Luckily, Jeff G. captures the essence of this debacle perfectly:
But lost on these Marcotte supporters—who are cheering on the power of the “netroots” to cow a politician into keeping on an ugly and hateful liability—is that Edwards just showed up Marcotte and McEwan as frauds and posturing blowhards, writers who have been pulling the wool over their audiences’ eyes by posting vicious “arguments” they never truly believed. To use the loaded language of establishment feminism—he publicly castrated them—and in so doing, he made fools out of their audiences, to boot.
Further, in doing so, he has shown himself to be nothing more than a calculating political opportunist of the worst sort—one who believes the voting public so daft they might actually buy a statement like the one he just released.
As I wrote yesterday, I don’t care one way or the other, personally, about whether or not Marcotte and McEwan are allowed to keep their josb. That’s Edwards’ call. And from a blogging perspective, I suppose Edwards’ decision is good news.
But let’s not confuse the effect with the rationale—which is both risible and insulting. Because were it really never Marcotte’s intent to malign anyone’s faith, she probably wouldn’t have dedicated so many hate-filled blog posts to, you know—maligning anyone’s faith.

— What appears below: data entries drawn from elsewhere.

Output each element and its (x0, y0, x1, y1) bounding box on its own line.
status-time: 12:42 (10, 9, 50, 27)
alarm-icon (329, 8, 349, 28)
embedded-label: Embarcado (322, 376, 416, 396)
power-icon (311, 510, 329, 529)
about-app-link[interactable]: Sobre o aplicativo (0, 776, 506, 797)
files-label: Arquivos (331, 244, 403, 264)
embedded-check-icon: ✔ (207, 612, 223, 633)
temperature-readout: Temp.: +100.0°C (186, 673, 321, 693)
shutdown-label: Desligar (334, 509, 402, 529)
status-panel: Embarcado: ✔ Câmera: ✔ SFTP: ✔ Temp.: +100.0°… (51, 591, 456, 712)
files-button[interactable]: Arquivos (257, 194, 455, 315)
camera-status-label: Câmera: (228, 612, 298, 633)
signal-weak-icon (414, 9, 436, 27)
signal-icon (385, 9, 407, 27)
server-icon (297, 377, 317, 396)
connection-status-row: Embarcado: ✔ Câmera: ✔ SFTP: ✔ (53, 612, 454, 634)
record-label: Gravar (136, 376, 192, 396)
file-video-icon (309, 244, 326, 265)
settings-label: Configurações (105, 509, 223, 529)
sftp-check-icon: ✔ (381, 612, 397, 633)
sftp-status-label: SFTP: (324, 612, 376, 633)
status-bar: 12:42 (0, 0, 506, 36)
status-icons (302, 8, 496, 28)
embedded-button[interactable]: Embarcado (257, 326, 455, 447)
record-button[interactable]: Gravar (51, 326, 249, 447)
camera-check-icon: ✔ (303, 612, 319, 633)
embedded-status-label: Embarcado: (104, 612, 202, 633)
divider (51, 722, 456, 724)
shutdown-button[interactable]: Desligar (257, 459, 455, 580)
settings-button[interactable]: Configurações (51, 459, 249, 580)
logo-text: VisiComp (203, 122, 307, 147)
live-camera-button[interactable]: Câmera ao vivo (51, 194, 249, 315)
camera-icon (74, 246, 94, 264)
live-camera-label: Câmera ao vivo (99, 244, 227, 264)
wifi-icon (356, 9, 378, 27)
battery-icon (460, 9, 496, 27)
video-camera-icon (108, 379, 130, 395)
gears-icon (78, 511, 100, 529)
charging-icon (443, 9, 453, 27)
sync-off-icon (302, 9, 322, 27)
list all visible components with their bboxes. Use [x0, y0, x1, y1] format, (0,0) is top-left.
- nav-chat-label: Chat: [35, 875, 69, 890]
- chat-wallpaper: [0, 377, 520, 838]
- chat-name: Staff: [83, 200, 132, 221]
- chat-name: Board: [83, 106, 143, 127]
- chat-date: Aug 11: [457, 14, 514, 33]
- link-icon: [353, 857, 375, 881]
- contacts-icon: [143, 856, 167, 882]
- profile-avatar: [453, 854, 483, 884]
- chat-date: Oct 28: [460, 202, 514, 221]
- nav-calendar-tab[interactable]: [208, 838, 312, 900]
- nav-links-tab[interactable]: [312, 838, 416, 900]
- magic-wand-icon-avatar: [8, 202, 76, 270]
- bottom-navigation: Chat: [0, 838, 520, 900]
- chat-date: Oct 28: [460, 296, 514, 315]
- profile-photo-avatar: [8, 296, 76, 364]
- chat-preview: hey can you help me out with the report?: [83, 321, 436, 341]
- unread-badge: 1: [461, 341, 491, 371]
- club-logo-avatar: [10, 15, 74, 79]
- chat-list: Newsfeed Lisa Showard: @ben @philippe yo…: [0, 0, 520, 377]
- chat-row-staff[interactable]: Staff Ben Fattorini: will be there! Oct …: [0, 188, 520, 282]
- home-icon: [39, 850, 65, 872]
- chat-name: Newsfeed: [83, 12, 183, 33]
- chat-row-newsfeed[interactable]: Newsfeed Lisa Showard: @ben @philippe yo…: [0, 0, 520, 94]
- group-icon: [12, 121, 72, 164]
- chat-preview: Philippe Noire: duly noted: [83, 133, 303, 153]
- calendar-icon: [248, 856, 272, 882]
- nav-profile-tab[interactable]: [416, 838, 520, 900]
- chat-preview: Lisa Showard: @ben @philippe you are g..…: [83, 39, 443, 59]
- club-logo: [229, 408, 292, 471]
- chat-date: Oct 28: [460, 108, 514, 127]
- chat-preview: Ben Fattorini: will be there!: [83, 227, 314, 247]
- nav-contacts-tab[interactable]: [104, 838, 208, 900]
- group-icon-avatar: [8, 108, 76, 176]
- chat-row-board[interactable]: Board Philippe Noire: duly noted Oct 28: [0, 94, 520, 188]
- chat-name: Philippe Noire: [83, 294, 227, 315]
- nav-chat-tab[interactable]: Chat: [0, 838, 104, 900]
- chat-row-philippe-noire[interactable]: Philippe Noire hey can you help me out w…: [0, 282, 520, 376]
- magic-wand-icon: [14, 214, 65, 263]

Of course it was her intent. Just as it was McEwan’s intent. And worst of all, Edwards knows it. That he has pretended to take the two at their word, in an ostentatious gesture of “trust,” is precisley the kind of staged treacle that makes people doubt the sincerity of politicians; and that both Marcotte and McEwan have assured their own personal Patriarch that they’ll behave, now that he’s promoted them to the grownups’ table, is, to put it bluntly, one of the most pathetic public surrenderings of personal integrity I’ve ever seen.
Seriously. We should feel bad for them.
That is, were we to actually believe they meant any of it. Because how this plays out for the netroots is this way: either they are cheering on an ideological sellout, or they are knowingly and happily embracing an opportunistic liar. So. Congrats to them. Once again, they’ve covered themselves in white hot sticky glory!
There is more, of course, so be sure to read the whole thing.
My take away on this is that Marcotte, McEwan, and Edwards will say or do anything it takes to attempt to preserve their limited relevance. Once the primary season is over, Marcotte's and McEwan's futile efforts will be forgotten, but their willingness to prostitute their principles for a furtive brush with greatness will last far, far longer.
At least Edwards will still have nice hair.